I don’t want sympathy. I don’t want medals or admiration, or people telling me I’m brave.

What I want is for people to understand that Fibromyalgia and other “invisible illnesses” are not imaginary. They are not something we adopt because they are “trendy”. 

Fibromyalgia hurts. And it sucks. And it doesn’t go away. 

And if you think I “don’t look sick”? Just remember, you can’t see my superhero cape, either. 

Things For Which I Am Thankful Today

Today, I am feeling very low. So, I am trying to focus on things for which I am thankful. 

I know it won’t fix things, but it’s a positive distraction from my own misery. 

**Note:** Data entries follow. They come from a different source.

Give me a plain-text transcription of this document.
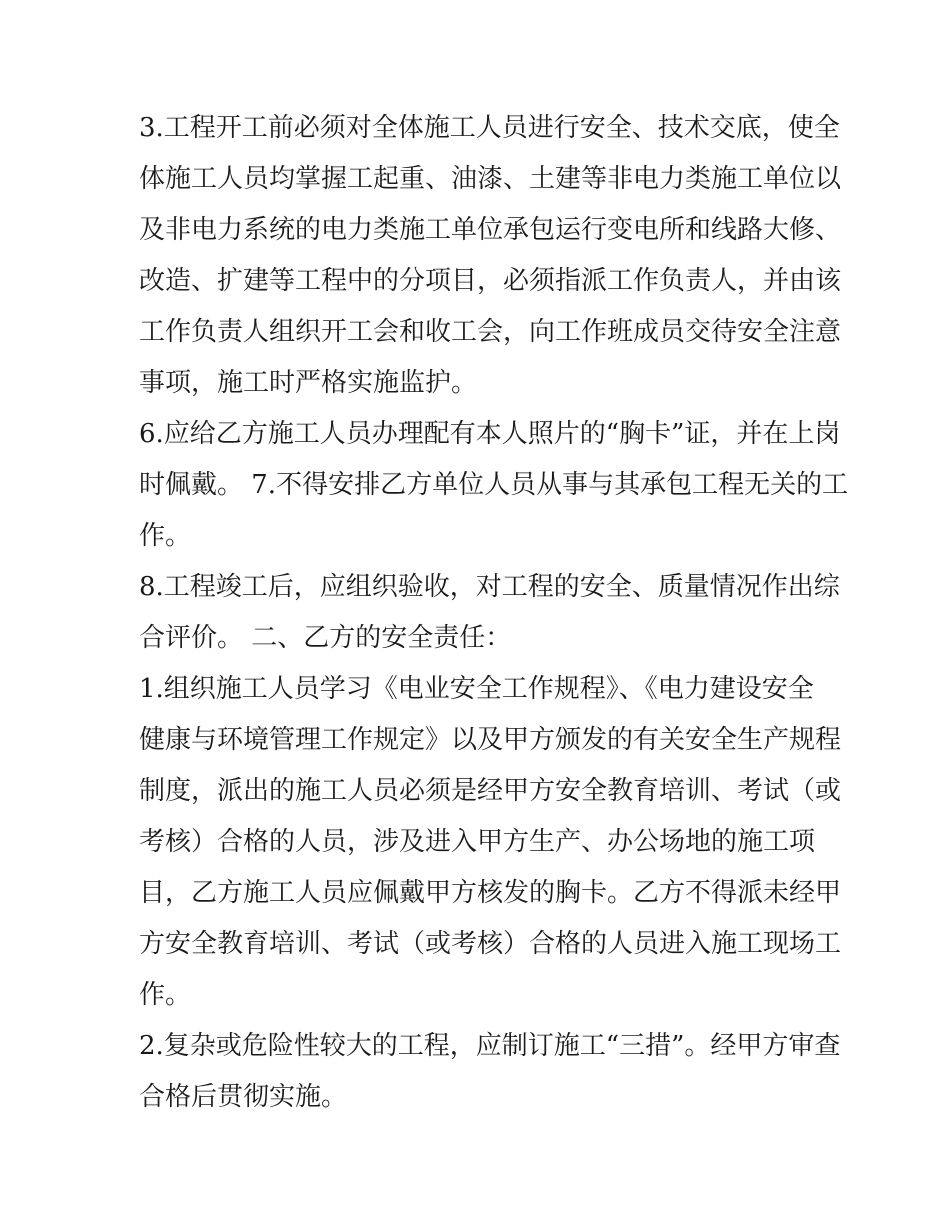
3.工程开工前必须对全体施工人员进行安全、技术交底，使全
体施工人员均掌握工起重、油漆、土建等非电力类施工单位以
及非电力系统的电力类施工单位承包运行变电所和线路大修、
改造、扩建等工程中的分项目，必须指派工作负责人，并由该
工作负责人组织开工会和收工会，向工作班成员交待安全注意
事项，施工时严格实施监护。
6.应给乙方施工人员办理配有本人照片的“胸卡”证，并在上岗
时佩戴。 7.不得安排乙方单位人员从事与其承包工程无关的工
作。
8.工程竣工后，应组织验收，对工程的安全、质量情况作出综
合评价。 二、乙方的安全责任：
1.组织施工人员学习《电业安全工作规程》、《电力建设安全
健康与环境管理工作规定》以及甲方颁发的有关安全生产规程
制度，派出的施工人员必须是经甲方安全教育培训、考试（或
考核）合格的人员，涉及进入甲方生产、办公场地的施工项
目，乙方施工人员应佩戴甲方核发的胸卡。乙方不得派未经甲
方安全教育培训、考试（或考核）合格的人员进入施工现场工
作。
2.复杂或危险性较大的工程，应制订施工“三措”。经甲方审查
合格后贯彻实施。
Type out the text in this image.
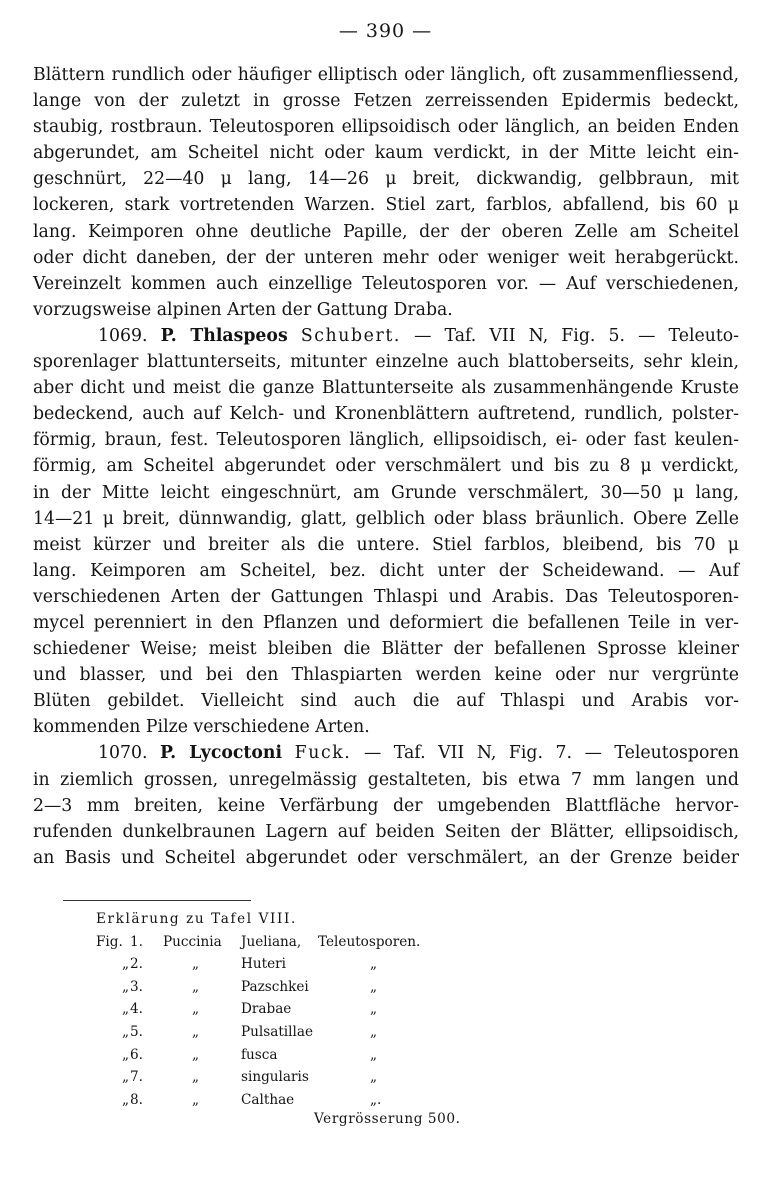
— 390 —
Blättern rundlich oder häufiger elliptisch oder länglich, oft zusammenfliessend,
lange von der zuletzt in grosse Fetzen zerreissenden Epidermis bedeckt,
staubig, rostbraun. Teleutosporen ellipsoidisch oder länglich, an beiden Enden
abgerundet, am Scheitel nicht oder kaum verdickt, in der Mitte leicht ein-
geschnürt, 22—40 μ lang, 14—26 μ breit, dickwandig, gelbbraun, mit
lockeren, stark vortretenden Warzen. Stiel zart, farblos, abfallend, bis 60 μ
lang. Keimporen ohne deutliche Papille, der der oberen Zelle am Scheitel
oder dicht daneben, der der unteren mehr oder weniger weit herabgerückt.
Vereinzelt kommen auch einzellige Teleutosporen vor. — Auf verschiedenen,
vorzugsweise alpinen Arten der Gattung Draba.
1069. P. Thlaspeos Schubert. — Taf. VII N, Fig. 5. — Teleuto-
sporenlager blattunterseits, mitunter einzelne auch blattoberseits, sehr klein,
aber dicht und meist die ganze Blattunterseite als zusammenhängende Kruste
bedeckend, auch auf Kelch- und Kronenblättern auftretend, rundlich, polster-
förmig, braun, fest. Teleutosporen länglich, ellipsoidisch, ei- oder fast keulen-
förmig, am Scheitel abgerundet oder verschmälert und bis zu 8 μ verdickt,
in der Mitte leicht eingeschnürt, am Grunde verschmälert, 30—50 μ lang,
14—21 μ breit, dünnwandig, glatt, gelblich oder blass bräunlich. Obere Zelle
meist kürzer und breiter als die untere. Stiel farblos, bleibend, bis 70 μ
lang. Keimporen am Scheitel, bez. dicht unter der Scheidewand. — Auf
verschiedenen Arten der Gattungen Thlaspi und Arabis. Das Teleutosporen-
mycel perenniert in den Pflanzen und deformiert die befallenen Teile in ver-
schiedener Weise; meist bleiben die Blätter der befallenen Sprosse kleiner
und blasser, und bei den Thlaspiarten werden keine oder nur vergrünte
Blüten gebildet. Vielleicht sind auch die auf Thlaspi und Arabis vor-
kommenden Pilze verschiedene Arten.
1070. P. Lycoctoni Fuck. — Taf. VII N, Fig. 7. — Teleutosporen
in ziemlich grossen, unregelmässig gestalteten, bis etwa 7 mm langen und
2—3 mm breiten, keine Verfärbung der umgebenden Blattfläche hervor-
rufenden dunkelbraunen Lagern auf beiden Seiten der Blätter, ellipsoidisch,
an Basis und Scheitel abgerundet oder verschmälert, an der Grenze beider
Erklärung zu Tafel VIII.
Fig. 1. Puccinia Jueliana, Teleutosporen.
„ 2.	„	Huteri	„
„ 3.	„	Pazschkei	„
„ 4.	„	Drabae	„
„ 5.	„	Pulsatillae	„
„ 6.	„	fusca	„
„ 7.	„	singularis	„
„ 8.	„	Calthae	„.
Vergrösserung 500.
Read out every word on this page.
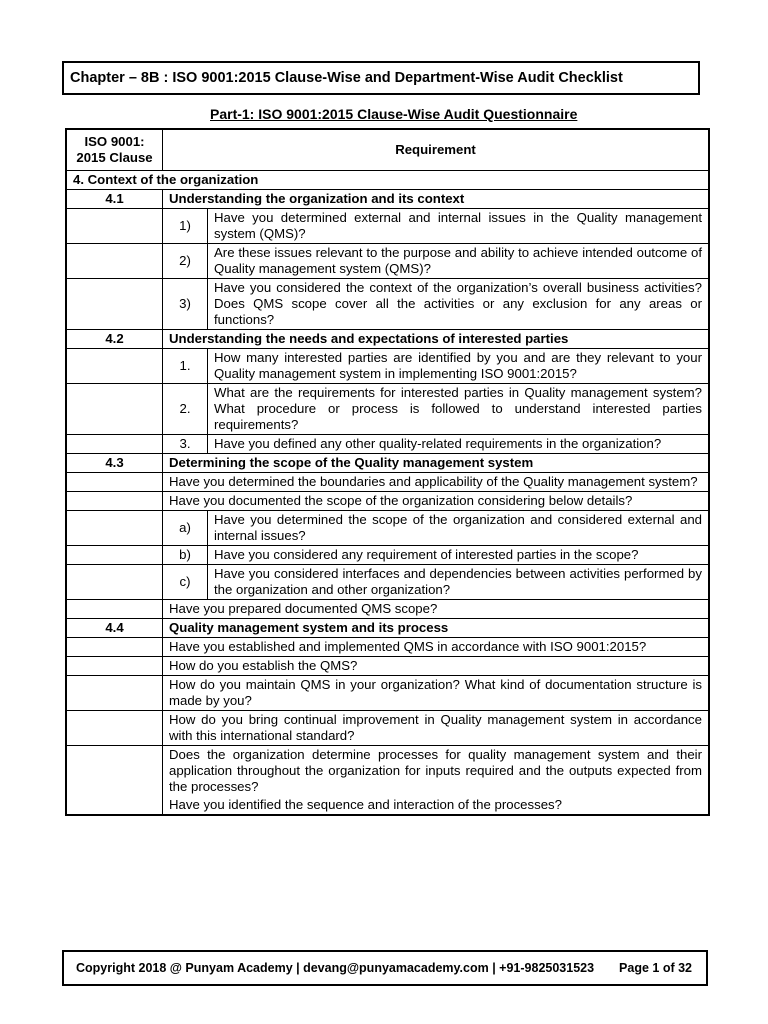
Chapter – 8B : ISO 9001:2015 Clause-Wise and Department-Wise Audit Checklist
Part-1: ISO 9001:2015 Clause-Wise Audit Questionnaire
ISO 9001: 2015 Clause	Requirement	
4. Context of the organization		
4.1	Understanding the organization and its context	
	1)	Have you determined external and internal issues in the Quality management system (QMS)?
	2)	Are these issues relevant to the purpose and ability to achieve intended outcome of Quality management system (QMS)?
	3)	Have you considered the context of the organization’s overall business activities? Does QMS scope cover all the activities or any exclusion for any areas or functions?
4.2	Understanding the needs and expectations of interested parties	
	1.	How many interested parties are identified by you and are they relevant to your Quality management system in implementing ISO 9001:2015?
	2.	What are the requirements for interested parties in Quality management system? What procedure or process is followed to understand interested parties requirements?
	3.	Have you defined any other quality-related requirements in the organization?
4.3	Determining the scope of the Quality management system	
	Have you determined the boundaries and applicability of the Quality management system?	
	Have you documented the scope of the organization considering below details?	
	a)	Have you determined the scope of the organization and considered external and internal issues?
	b)	Have you considered any requirement of interested parties in the scope?
	c)	Have you considered interfaces and dependencies between activities performed by the organization and other organization?
	Have you prepared documented QMS scope?	
4.4	Quality management system and its process	
	Have you established and implemented QMS in accordance with ISO 9001:2015?	
	How do you establish the QMS?	
	How do you maintain QMS in your organization? What kind of documentation structure is made by you?	
	How do you bring continual improvement in Quality management system in accordance with this international standard?	

	Does the organization determine processes for quality management system and their application throughout the organization for inputs required and the outputs expected from the processes?
Have you identified the sequence and interaction of the processes?	
Copyright 2018 @ Punyam Academy | devang@punyamacademy.com | +91-9825031523 Page 1 of 32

Most of these are in no particular reason, although the first four are in the right place at the top of the list of what I am thankful for today: 

  • My best friend. For so, so many reasons that I can only barely start to count. 
  • Encouragement from friends. Even when life really sucks, they have my back. 
  • My dog. Abbey the Labby always knows when I need extra love. 
  • Scout Kitty purring on my lap. She, too, has been extra attentive. 
  • The lovely quilt with which I have wrapped myself. It was a gift from my best friend at Christmas time, and given that I can’t hug her today, it’s the next best thing. 
  • The audiobook I’m listening to. It’s good to give my mind something else to do. 
  • Peanut butter on toast. 
  • Coffee. In all honesty, I am thankful for coffee every day. You all should be, too… because even if you’re not drinking it, I am. 
  • Downtime, and the fact that I got all those exams and reports done. I really don’t think I could have maintained that pace much longer. 
  • The fact that I do not have to sit upright on stupid courtroom seats for one single minute of today. My spine has been brutalised this past week. 
  • Pain medication.  Enough said.
  • A Poet’s Curse. I’ve been reading it for therapeutic reasons last night and today. It helps.